This is an air museum situated on the old RAF station of Winthorpe near Newark. It of course has one my all-time favourite aircraft this English Electric Lightning T.5 XS417 first flown 17.7.64. It also has one of the fifteen remaining Avro Vulcans in the UK which is the subject of the next photo!
This museum has an internationally renowned art collection containing paintings by El Greco, Francisco Goya, Canaletto which I thought was an ice-cream, Jean-Honore Fragenard and Francois Boucher. It was opened in 1892 and was built in grand French style with landscaped gardens. Like the outside hence the photo. Inside? Nah!!!!!
This river rises on the eastern slope of Cross Fell in the North Pennines. It flows eastward for 85 miles to reach the North Sea between Redcar and Hartlepool near Middlesborough.
Barnard Castle is a ruined medieval castle situated in the town of the same name in Teesdale, County Durham. The castle is a Scheduled Ancient Monument and was designated as a Grade 1 listed building in 1950. A castle was built on the site from 1095 to 1125 by Guy de Balliol and was extended from 1125 to 1185 by his nephew Bernard de Balliol and his son Bernard II. It is now in the custody of English Heritage.
When I joined the Royal Signals in 1963 I was based in Catterick Camp and often visited Richmond. I never set eyes on this castle! It stands in a commanding position above the River Swale close to the centre of Richmond. It was originally called "Riche Mount", "The strong hill". the castle was constructed from 1071 onwards as part of the Norman Conquest of Saxon England as the Domesday Book of 1086 refers to a 'castelry' in Richmond that year.
Taken from Richmond Castle. The source of the River Swale is at the confluence of Birkdale Beck and Great Sleddale Beck. The river flows north north east eventually joining the River Ure near Myton-On-Swale. It is 117.8 kilometres in length.
This 15th century tower dominates the Friary Memorial Gardens and holds a position of great importance in the history and development of Richmond. This fine Franciscan Friary bell tower built by the Greyfriars of Richmond represents the northernmost surviving monument to their great, if short-lived, impact upon the religious and social life of England. Dating back to the late 15th century the Tower originally formed part of an expansion of the Friary which was first established by the Franciscan Order in 1257/58 and is unique in that so much of the building has survived to the modern day.
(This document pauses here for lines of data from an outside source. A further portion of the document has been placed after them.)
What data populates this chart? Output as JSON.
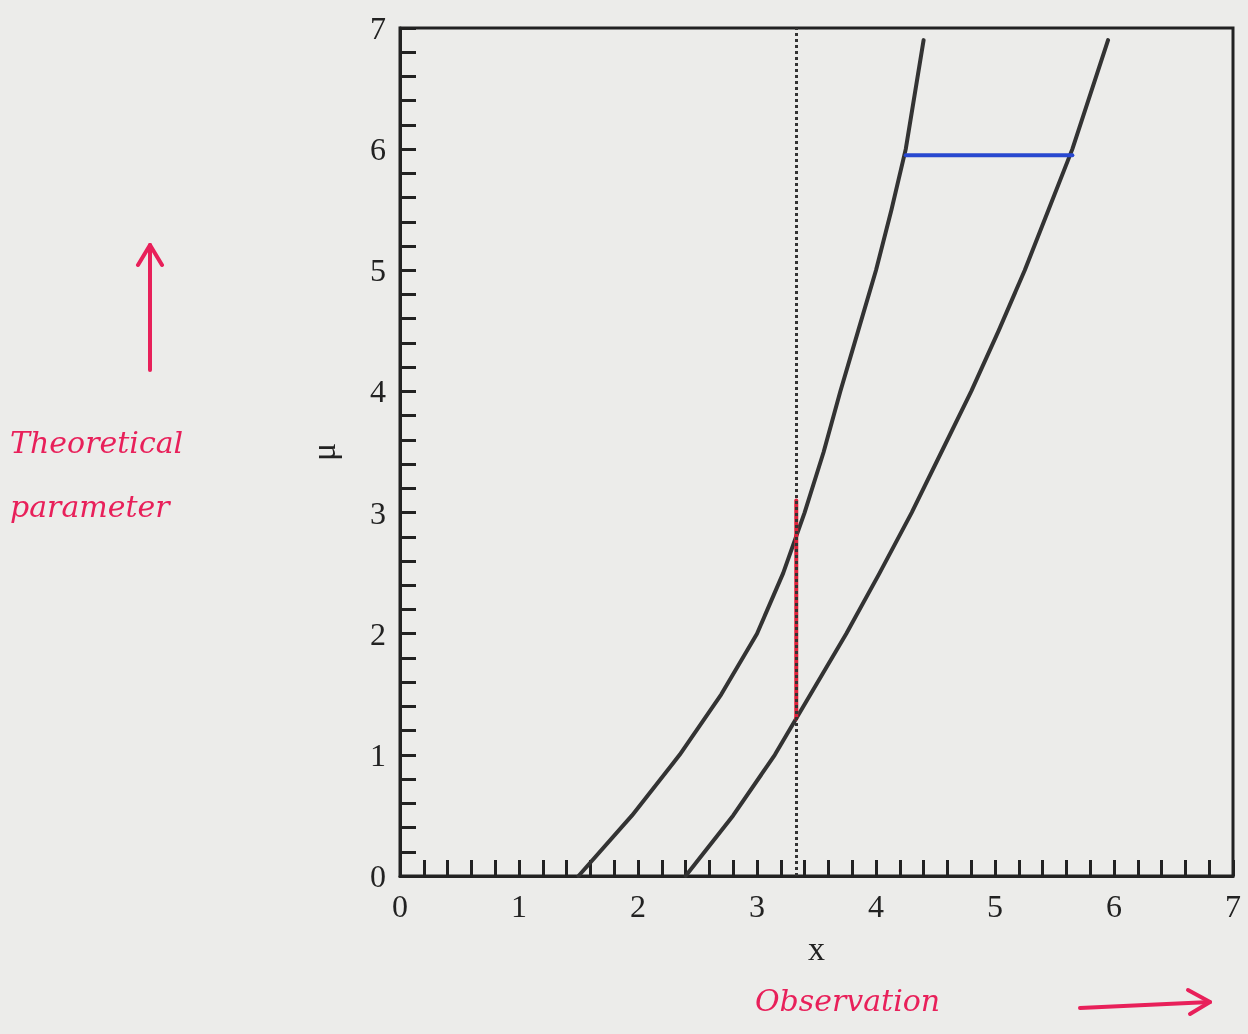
{
  "chart_data": {
    "type": "line",
    "xlabel": "x",
    "ylabel": "μ",
    "xlim": [
      0,
      7
    ],
    "ylim": [
      0,
      7
    ],
    "xticks": [
      0,
      {
        "value": 0.2,
        "label": null
      },
      {
        "value": 0.4,
        "label": null
      },
      {
        "value": 0.6,
        "label": null
      },
      {
        "value": 0.8,
        "label": null
      },
      1,
      {
        "value": 1.2,
        "label": null
      },
      {
        "value": 1.4,
        "label": null
      },
      {
        "value": 1.6,
        "label": null
      },
      {
        "value": 1.8,
        "label": null
      },
      2,
      {
        "value": 2.2,
        "label": null
      },
      {
        "value": 2.4,
        "label": null
      },
      {
        "value": 2.6,
        "label": null
      },
      {
        "value": 2.8,
        "label": null
      },
      3,
      {
        "value": 3.2,
        "label": null
      },
      {
        "value": 3.4,
        "label": null
      },
      {
        "value": 3.6,
        "label": null
      },
      {
        "value": 3.8,
        "label": null
      },
      4,
      {
        "value": 4.2,
        "label": null
      },
      {
        "value": 4.4,
        "label": null
      },
      {
        "value": 4.6,
        "label": null
      },
      {
        "value": 4.8,
        "label": null
      },
      5,
      {
        "value": 5.2,
        "label": null
      },
      {
        "value": 5.4,
        "label": null
      },
      {
        "value": 5.6,
        "label": null
      },
      {
        "value": 5.8,
        "label": null
      },
      6,
      {
        "value": 6.2,
        "label": null
      },
      {
        "value": 6.4,
        "label": null
      },
      {
        "value": 6.6,
        "label": null
      },
      {
        "value": 6.8,
        "label": null
      },
      7
    ],
    "yticks": [
      0,
      {
        "value": 0.2,
        "label": null
      },
      {
        "value": 0.4,
        "label": null
      },
      {
        "value": 0.6,
        "label": null
      },
      {
        "value": 0.8,
        "label": null
      },
      1,
      {
        "value": 1.2,
        "label": null
      },
      {
        "value": 1.4,
        "label": null
      },
      {
        "value": 1.6,
        "label": null
      },
      {
        "value": 1.8,
        "label": null
      },
      2,
      {
        "value": 2.2,
        "label": null
      },
      {
        "value": 2.4,
        "label": null
      },
      {
        "value": 2.6,
        "label": null
      },
      {
        "value": 2.8,
        "label": null
      },
      3,
      {
        "value": 3.2,
        "label": null
      },
      {
        "value": 3.4,
        "label": null
      },
      {
        "value": 3.6,
        "label": null
      },
      {
        "value": 3.8,
        "label": null
      },
      4,
      {
        "value": 4.2,
        "label": null
      },
      {
        "value": 4.4,
        "label": null
      },
      {
        "value": 4.6,
        "label": null
      },
      {
        "value": 4.8,
        "label": null
      },
      5,
      {
        "value": 5.2,
        "label": null
      },
      {
        "value": 5.4,
        "label": null
      },
      {
        "value": 5.6,
        "label": null
      },
      {
        "value": 5.8,
        "label": null
      },
      6,
      {
        "value": 6.2,
        "label": null
      },
      {
        "value": 6.4,
        "label": null
      },
      {
        "value": 6.6,
        "label": null
      },
      {
        "value": 6.8,
        "label": null
      },
      7
    ],
    "grid": false,
    "marker": "none",
    "series": [
      {
        "color": "#333333",
        "x": [
          1.5,
          1.95,
          2.35,
          2.7,
          3.0,
          3.22,
          3.4,
          3.56,
          3.7,
          3.85,
          4.0,
          4.13,
          4.25,
          4.4
        ],
        "values": [
          0,
          0.5,
          1,
          1.5,
          2,
          2.5,
          3,
          3.5,
          4,
          4.5,
          5,
          5.5,
          6,
          6.9
        ]
      },
      {
        "color": "#333333",
        "x": [
          2.4,
          2.8,
          3.15,
          3.45,
          3.75,
          4.03,
          4.3,
          4.55,
          4.8,
          5.03,
          5.25,
          5.45,
          5.65,
          5.95
        ],
        "values": [
          0,
          0.5,
          1,
          1.5,
          2,
          2.5,
          3,
          3.5,
          4,
          4.5,
          5,
          5.5,
          6,
          6.9
        ]
      },
      {
        "color": "#e0203a",
        "x": [
          3.33,
          3.33
        ],
        "values": [
          1.3,
          3.1
        ]
      },
      {
        "color": "#2848d0",
        "x": [
          4.25,
          5.65
        ],
        "values": [
          5.95,
          5.95
        ]
      }
    ],
    "ref_lines": [
      {
        "axis": "x",
        "value": 3.33,
        "color": "#333333",
        "line_style": "dotted"
      }
    ],
    "annotations": [
      "Theoretical parameter",
      "Observation"
    ]
  }
}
This photo was taken from the Middleham side of the bridge. The other side is the Leyburn side.
This river in north Yorkshire is about 74 miles long from its source until it reaches the point where it changes its name to the River Ouse. It is the principle river of Wensleydale. The Ure is one of many rivers and waterways which drain the Dales into the Ouse. Tributaries of the Ure include the River Swale and River Skell.
The sixth castle on our list, building commenced in 1190 near the site of an earlier motte and bailey castle. At one time it was in the hands of Richard III but he spent little time there. After Richard's death at the Battle of Bosworth in 1485 the castle stayed in royal hands up to the reign of James I when it was sold. It fell into disuse and disrepair in the 17th century and was garrisoned in the Civil War but saw no action. It is now in the care of English Heritage. Right next door is Ben Haslam's racing stables and there were a few fillies on display! I was gonna photograph one until I got "the look"!!!